Statistical and practical significance

The difference between a sample statistic and a hypothesized value is statistically significant if a hypothesis test indicates it is too unlikely to have occurred by chance. To assess statistical significance, examine the test's p-value. If the p-value is less than a specified significance level (α) (usually 0.10, 0.05, or 0.01), you can declare the difference to be statistically significant and reject the test's null hypothesis.

For example, suppose you want to determine whether the thickness of car windshields is larger than 4mm, as required by safety rules. You take a sample of windshields and conduct a 1-sample t-test with an α of 0.05 and the following hypotheses:
  • H0: μ = 4
  • H1: μ > 4
If the test produces a p-value of 0.001, you declare statistical significance and reject the null hypothesis because the p-value is less than α. You conclude in favor of the alternative hypothesis: that the windshield thickness is greater than 4mm.

But if the p-value equals 0.50, you cannot claim statistical significance. You do not have enough evidence to claim that the average windshield thickness is larger than 4mm.

A statistically significant result might not be practically significant

Statistical significance itself doesn't imply that your results have practical consequence. If you use a test with very high power, you might conclude that a small difference from the hypothesized value is statistically significant. However, that small difference might be meaningless to your situation. You should use your specialized knowledge to determine whether the difference is practically significant.

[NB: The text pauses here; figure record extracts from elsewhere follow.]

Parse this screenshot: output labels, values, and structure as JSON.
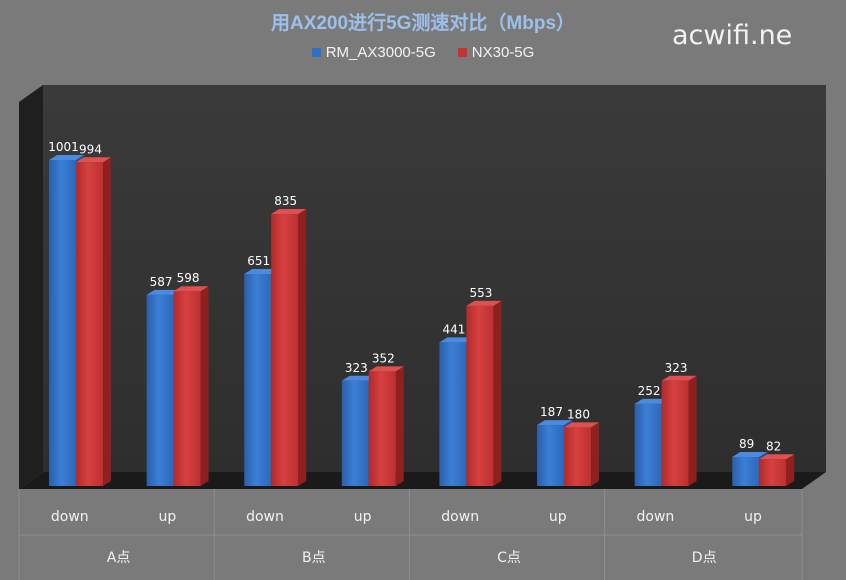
{
  "chart_data": {
    "type": "bar",
    "title": "用AX200进行5G测速对比（Mbps）",
    "categories": [
      "down",
      "up",
      "down",
      "up",
      "down",
      "up",
      "down",
      "up"
    ],
    "groups": [
      "A点",
      "B点",
      "C点",
      "D点"
    ],
    "series": [
      {
        "name": "RM_AX3000-5G",
        "color": "#2f6fc5",
        "values": [
          1001,
          587,
          651,
          323,
          441,
          187,
          252,
          89
        ]
      },
      {
        "name": "NX30-5G",
        "color": "#c73232",
        "values": [
          994,
          598,
          835,
          352,
          553,
          180,
          323,
          82
        ]
      }
    ],
    "ylim": [
      0,
      1100
    ],
    "grid": false,
    "legend_position": "top"
  },
  "watermark": "acwifi.ne"
}
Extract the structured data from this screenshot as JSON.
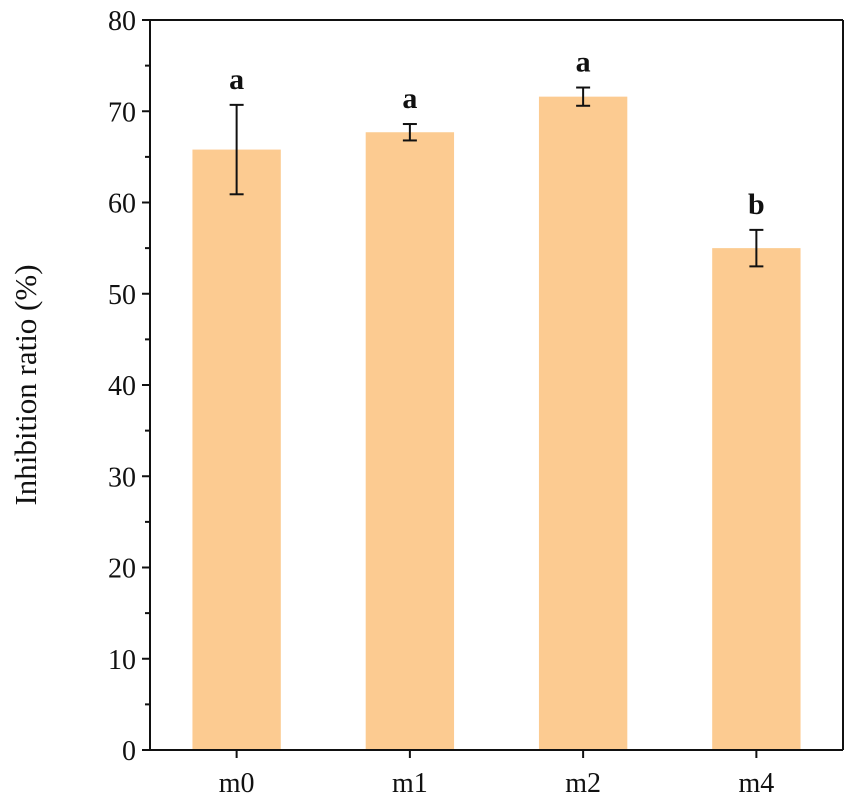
{
  "chart_data": {
    "type": "bar",
    "title": "",
    "xlabel": "",
    "ylabel": "Inhibition ratio (%)",
    "categories": [
      "m0",
      "m1",
      "m2",
      "m4"
    ],
    "values": [
      65.8,
      67.7,
      71.6,
      55.0
    ],
    "errors": [
      4.9,
      0.9,
      1.0,
      2.0
    ],
    "significance": [
      "a",
      "a",
      "a",
      "b"
    ],
    "ylim": [
      0,
      80
    ],
    "yticks": [
      0,
      10,
      20,
      30,
      40,
      50,
      60,
      70,
      80
    ],
    "grid": false,
    "legend": "none",
    "bar_color": "#FCCB91",
    "axis_color": "#111111"
  }
}
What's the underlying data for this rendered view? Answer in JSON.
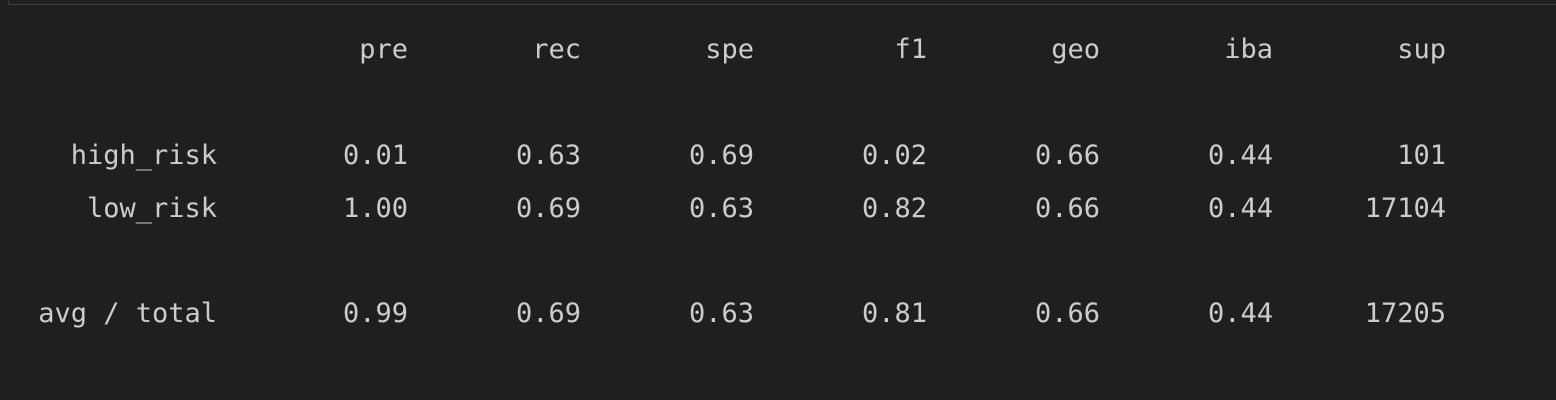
{
  "report": {
    "headers": [
      "pre",
      "rec",
      "spe",
      "f1",
      "geo",
      "iba",
      "sup"
    ],
    "rows": [
      {
        "label": "high_risk",
        "values": [
          "0.01",
          "0.63",
          "0.69",
          "0.02",
          "0.66",
          "0.44",
          "101"
        ]
      },
      {
        "label": "low_risk",
        "values": [
          "1.00",
          "0.69",
          "0.63",
          "0.82",
          "0.66",
          "0.44",
          "17104"
        ]
      },
      {
        "label": "avg / total",
        "values": [
          "0.99",
          "0.69",
          "0.63",
          "0.81",
          "0.66",
          "0.44",
          "17205"
        ]
      }
    ]
  },
  "colors": {
    "background": "#1f1f1f",
    "text": "#cccccc",
    "border": "#3c3c3c"
  }
}
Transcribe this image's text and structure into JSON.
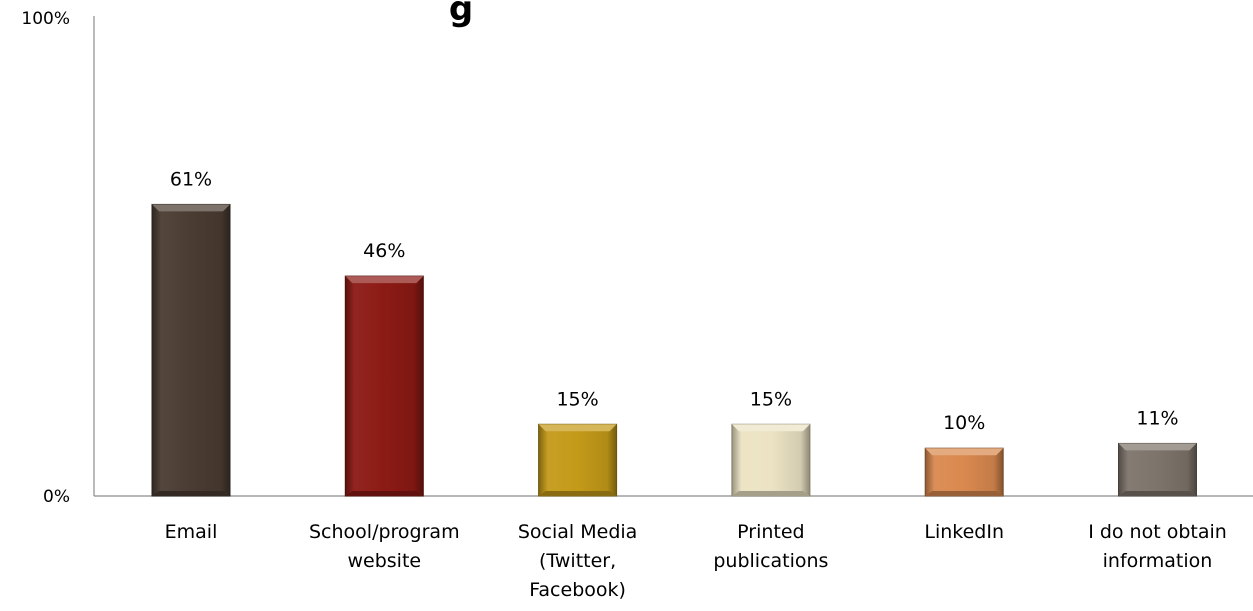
{
  "chart_data": {
    "type": "bar",
    "title": "g",
    "categories": [
      [
        "Email"
      ],
      [
        "School/program",
        "website"
      ],
      [
        "Social Media",
        "(Twitter,",
        "Facebook)"
      ],
      [
        "Printed",
        "publications"
      ],
      [
        "LinkedIn"
      ],
      [
        "I do not obtain",
        "information"
      ]
    ],
    "values": [
      61,
      46,
      15,
      15,
      10,
      11
    ],
    "data_labels": [
      "61%",
      "46%",
      "15%",
      "15%",
      "10%",
      "11%"
    ],
    "ylim": [
      0,
      100
    ],
    "y_ticks": [
      {
        "value": 0,
        "label": "0%"
      },
      {
        "value": 100,
        "label": "100%"
      }
    ],
    "xlabel": "",
    "ylabel": "",
    "grid": false,
    "legend": "none",
    "bar_colors": [
      "#4a3c32",
      "#8c1a14",
      "#c49a18",
      "#ece3c4",
      "#d9894f",
      "#7d746b"
    ]
  }
}
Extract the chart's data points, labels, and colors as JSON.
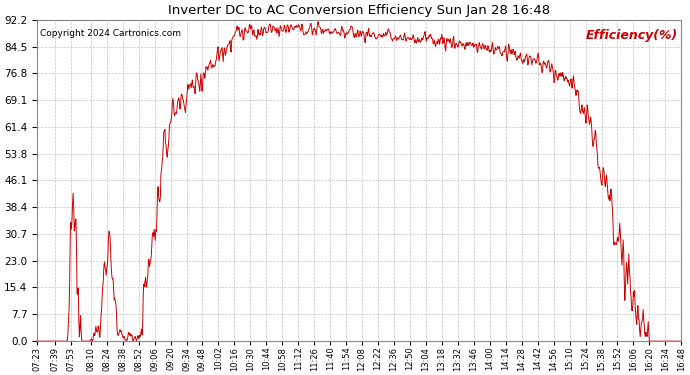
{
  "title": "Inverter DC to AC Conversion Efficiency Sun Jan 28 16:48",
  "copyright": "Copyright 2024 Cartronics.com",
  "legend_label": "Efficiency(%)",
  "line_color": "#cc0000",
  "background_color": "#ffffff",
  "grid_color": "#bbbbbb",
  "title_color": "#000000",
  "legend_color": "#cc0000",
  "copyright_color": "#000000",
  "y_ticks": [
    0.0,
    7.7,
    15.4,
    23.0,
    30.7,
    38.4,
    46.1,
    53.8,
    61.4,
    69.1,
    76.8,
    84.5,
    92.2
  ],
  "ylim": [
    -1.0,
    92.2
  ],
  "x_tick_labels": [
    "07:23",
    "07:39",
    "07:53",
    "08:10",
    "08:24",
    "08:38",
    "08:52",
    "09:06",
    "09:20",
    "09:34",
    "09:48",
    "10:02",
    "10:16",
    "10:30",
    "10:44",
    "10:58",
    "11:12",
    "11:26",
    "11:40",
    "11:54",
    "12:08",
    "12:22",
    "12:36",
    "12:50",
    "13:04",
    "13:18",
    "13:32",
    "13:46",
    "14:00",
    "14:14",
    "14:28",
    "14:42",
    "14:56",
    "15:10",
    "15:24",
    "15:38",
    "15:52",
    "16:06",
    "16:20",
    "16:34",
    "16:48"
  ],
  "figsize": [
    6.9,
    3.75
  ],
  "dpi": 100
}
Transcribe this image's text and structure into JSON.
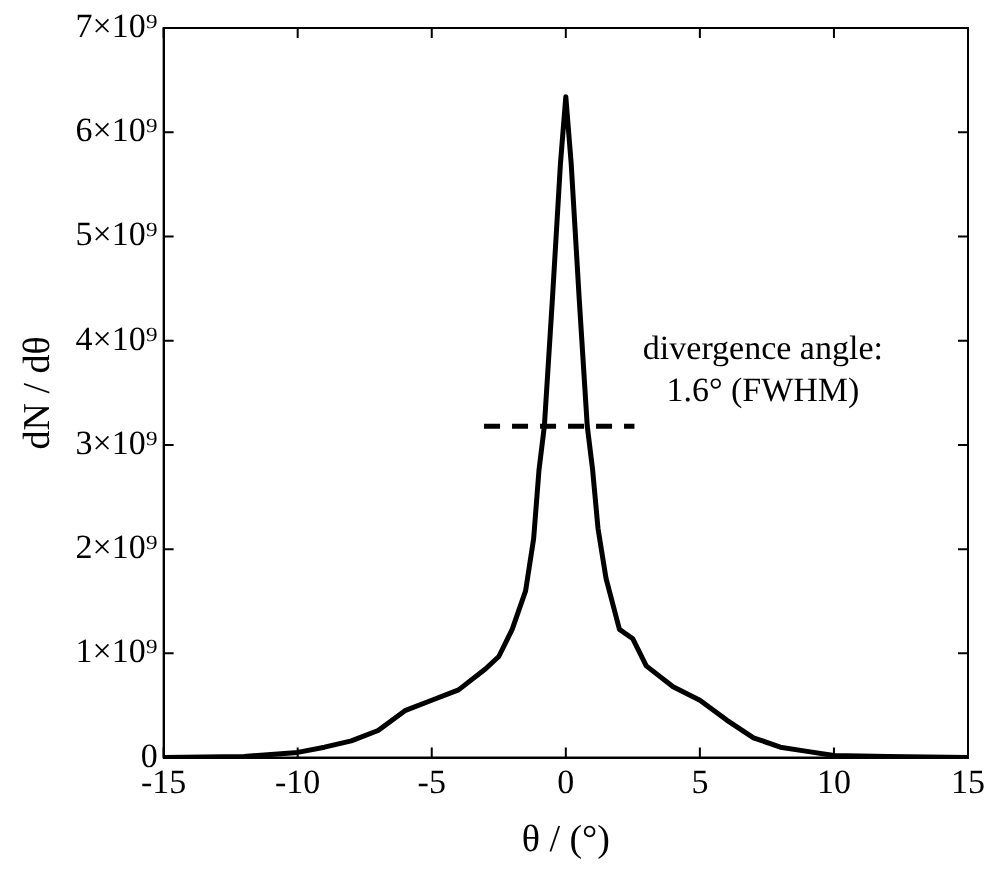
{
  "chart_data": {
    "type": "line",
    "xlabel": "θ / (°)",
    "ylabel": "dN / dθ",
    "xlim": [
      -15,
      15
    ],
    "xticks": [
      -15,
      -10,
      -5,
      0,
      5,
      10,
      15
    ],
    "ylim": [
      0,
      7000000000.0
    ],
    "yticks": [
      0,
      {
        "value": 1000000000.0,
        "label": "1×10⁹"
      },
      {
        "value": 2000000000.0,
        "label": "2×10⁹"
      },
      {
        "value": 3000000000.0,
        "label": "3×10⁹"
      },
      {
        "value": 4000000000.0,
        "label": "4×10⁹"
      },
      {
        "value": 5000000000.0,
        "label": "5×10⁹"
      },
      {
        "value": 6000000000.0,
        "label": "6×10⁹"
      },
      {
        "value": 7000000000.0,
        "label": "7×10⁹"
      }
    ],
    "marker": "none",
    "legend": false,
    "grid": false,
    "annotations": [
      "divergence angle:\n1.6° (FWHM)"
    ],
    "series": [
      {
        "color": "#000000",
        "line_style": "solid",
        "x": [
          -15,
          -12,
          -10,
          -9,
          -8,
          -7,
          -6,
          -5,
          -4,
          -3,
          -2.5,
          -2,
          -1.5,
          -1.2,
          -1,
          -0.8,
          -0.5,
          -0.2,
          0,
          0.2,
          0.5,
          0.8,
          1,
          1.2,
          1.5,
          2,
          2.5,
          3,
          4,
          5,
          6,
          7,
          8,
          9,
          10,
          12,
          15
        ],
        "values": [
          0,
          10000000.0,
          50000000.0,
          100000000.0,
          160000000.0,
          260000000.0,
          450000000.0,
          550000000.0,
          650000000.0,
          850000000.0,
          970000000.0,
          1230000000.0,
          1600000000.0,
          2100000000.0,
          2760000000.0,
          3180000000.0,
          4400000000.0,
          5700000000.0,
          6340000000.0,
          5700000000.0,
          4400000000.0,
          3180000000.0,
          2760000000.0,
          2200000000.0,
          1720000000.0,
          1230000000.0,
          1140000000.0,
          880000000.0,
          680000000.0,
          550000000.0,
          360000000.0,
          190000000.0,
          100000000.0,
          60000000.0,
          20000000.0,
          10000000.0,
          0
        ]
      },
      {
        "color": "#000000",
        "line_style": "dashed",
        "x": [
          -3.05,
          2.56
        ],
        "values": [
          3180000000.0,
          3180000000.0
        ]
      }
    ]
  }
}
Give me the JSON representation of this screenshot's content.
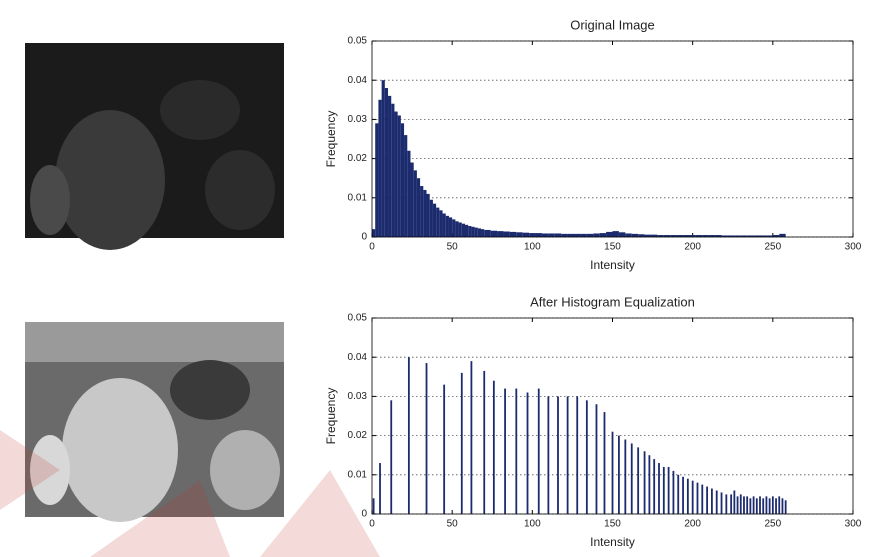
{
  "chart_data": [
    {
      "type": "histogram",
      "title": "Original Image",
      "xlabel": "Intensity",
      "ylabel": "Frequency",
      "bins": [
        0,
        2,
        4,
        6,
        8,
        10,
        12,
        14,
        16,
        18,
        20,
        22,
        24,
        26,
        28,
        30,
        32,
        34,
        36,
        38,
        40,
        42,
        44,
        46,
        48,
        50,
        52,
        54,
        56,
        58,
        60,
        62,
        64,
        66,
        68,
        70,
        74,
        78,
        82,
        86,
        90,
        94,
        98,
        102,
        106,
        110,
        114,
        118,
        122,
        126,
        130,
        134,
        138,
        142,
        146,
        150,
        154,
        158,
        162,
        166,
        170,
        174,
        178,
        182,
        186,
        190,
        194,
        198,
        202,
        206,
        210,
        214,
        218,
        222,
        226,
        230,
        234,
        238,
        242,
        246,
        250,
        254,
        258
      ],
      "counts": [
        0.002,
        0.029,
        0.035,
        0.04,
        0.038,
        0.036,
        0.034,
        0.032,
        0.031,
        0.029,
        0.026,
        0.022,
        0.019,
        0.017,
        0.015,
        0.013,
        0.012,
        0.011,
        0.0095,
        0.0085,
        0.0075,
        0.0068,
        0.006,
        0.0054,
        0.005,
        0.0045,
        0.004,
        0.0037,
        0.0034,
        0.0031,
        0.0028,
        0.0026,
        0.0024,
        0.0022,
        0.002,
        0.0018,
        0.0016,
        0.0015,
        0.0014,
        0.0013,
        0.0012,
        0.0011,
        0.001,
        0.001,
        0.0009,
        0.0009,
        0.0009,
        0.0008,
        0.0008,
        0.0008,
        0.0008,
        0.0008,
        0.0009,
        0.001,
        0.0013,
        0.0015,
        0.0012,
        0.0009,
        0.0008,
        0.0007,
        0.0006,
        0.0006,
        0.0005,
        0.0005,
        0.0005,
        0.0005,
        0.0005,
        0.0005,
        0.0005,
        0.0005,
        0.0005,
        0.0005,
        0.0004,
        0.0004,
        0.0004,
        0.0004,
        0.0004,
        0.0004,
        0.0004,
        0.0004,
        0.0005,
        0.0008
      ],
      "color": "#1c2b6e",
      "xlim": [
        0,
        300
      ],
      "ylim": [
        0,
        0.05
      ],
      "xticks": [
        0,
        50,
        100,
        150,
        200,
        250,
        300
      ],
      "yticks": [
        0,
        0.01,
        0.02,
        0.03,
        0.04,
        0.05
      ],
      "grid": true
    },
    {
      "type": "bar",
      "title": "After Histogram Equalization",
      "xlabel": "Intensity",
      "ylabel": "Frequency",
      "x": [
        1,
        5,
        12,
        23,
        34,
        45,
        56,
        62,
        70,
        76,
        83,
        90,
        97,
        104,
        110,
        116,
        122,
        128,
        134,
        140,
        145,
        150,
        154,
        158,
        162,
        166,
        170,
        173,
        176,
        179,
        182,
        185,
        188,
        191,
        194,
        197,
        200,
        203,
        206,
        209,
        212,
        215,
        218,
        221,
        224,
        226,
        228,
        230,
        232,
        234,
        236,
        238,
        240,
        242,
        244,
        246,
        248,
        250,
        252,
        254,
        256,
        258
      ],
      "values": [
        0.004,
        0.013,
        0.029,
        0.04,
        0.0385,
        0.033,
        0.036,
        0.039,
        0.0365,
        0.034,
        0.032,
        0.032,
        0.031,
        0.032,
        0.03,
        0.03,
        0.03,
        0.03,
        0.029,
        0.028,
        0.026,
        0.021,
        0.02,
        0.019,
        0.018,
        0.017,
        0.016,
        0.015,
        0.014,
        0.013,
        0.012,
        0.012,
        0.011,
        0.01,
        0.0095,
        0.009,
        0.0085,
        0.008,
        0.0075,
        0.007,
        0.0065,
        0.006,
        0.0055,
        0.005,
        0.005,
        0.006,
        0.0045,
        0.005,
        0.0045,
        0.0045,
        0.004,
        0.0045,
        0.004,
        0.0045,
        0.004,
        0.0045,
        0.004,
        0.0045,
        0.004,
        0.0045,
        0.004,
        0.0035
      ],
      "color": "#1c2b6e",
      "xlim": [
        0,
        300
      ],
      "ylim": [
        0,
        0.05
      ],
      "xticks": [
        0,
        50,
        100,
        150,
        200,
        250,
        300
      ],
      "yticks": [
        0,
        0.01,
        0.02,
        0.03,
        0.04,
        0.05
      ],
      "grid": true
    }
  ]
}
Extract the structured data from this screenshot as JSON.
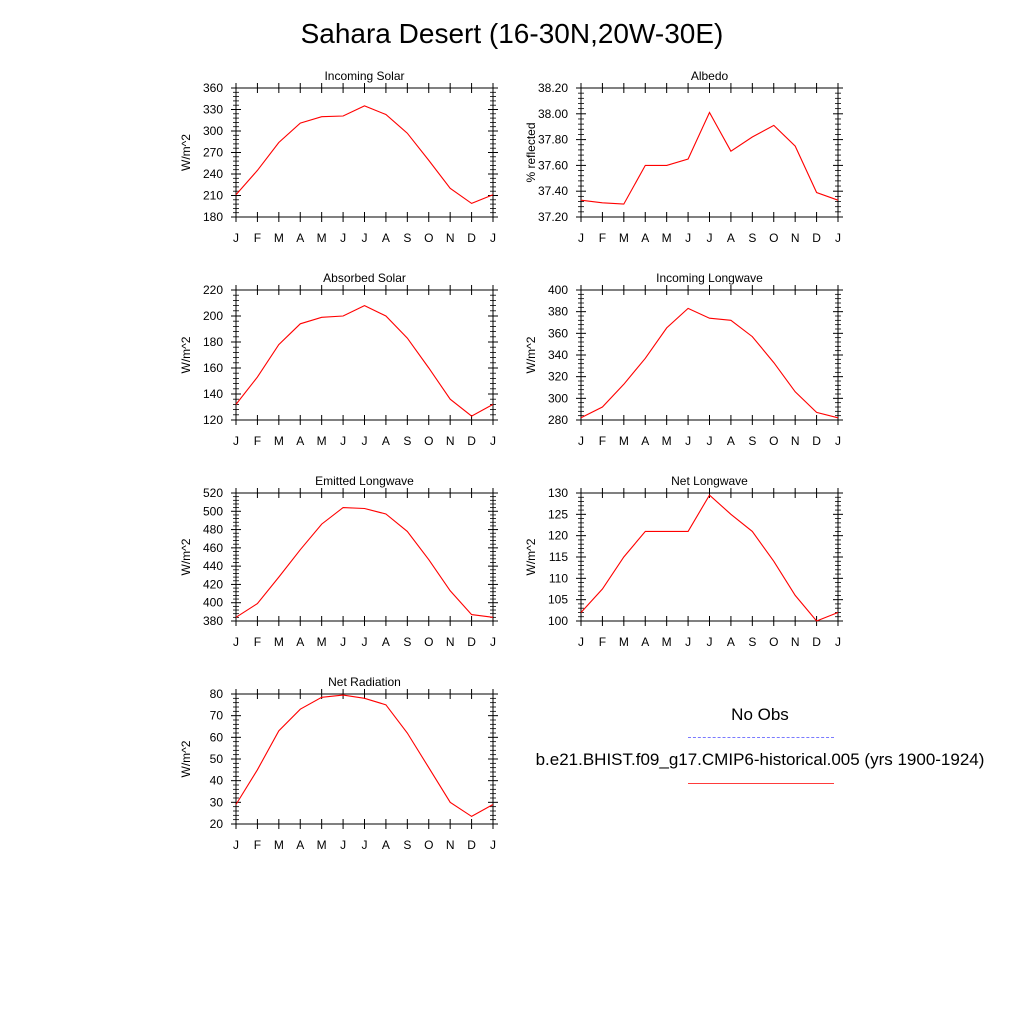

For example, suppose you are testing whether the population mean (μ) for hours worked at a manufacturing plant is equal to 8. If μ is not equal to 8, the power of your test approaches 1 as the sample size increases, and the p-value approaches 0.

With enough observations, even trivial differences between hypothesized and actual parameter values are likely to become significant. For example, suppose the actual value of mu is 7 hours, 59 minutes, and 59 seconds. With a large enough sample, you will most likely reject the null hypothesis that μ is equal to 8 hours, even though the difference is of no practical importance.

Confidence intervals (if applicable) are often more useful than hypothesis tests because they provide a way to assess practical significance in addition to statistical significance. They help you determine what a parameter value is, instead of what it is not.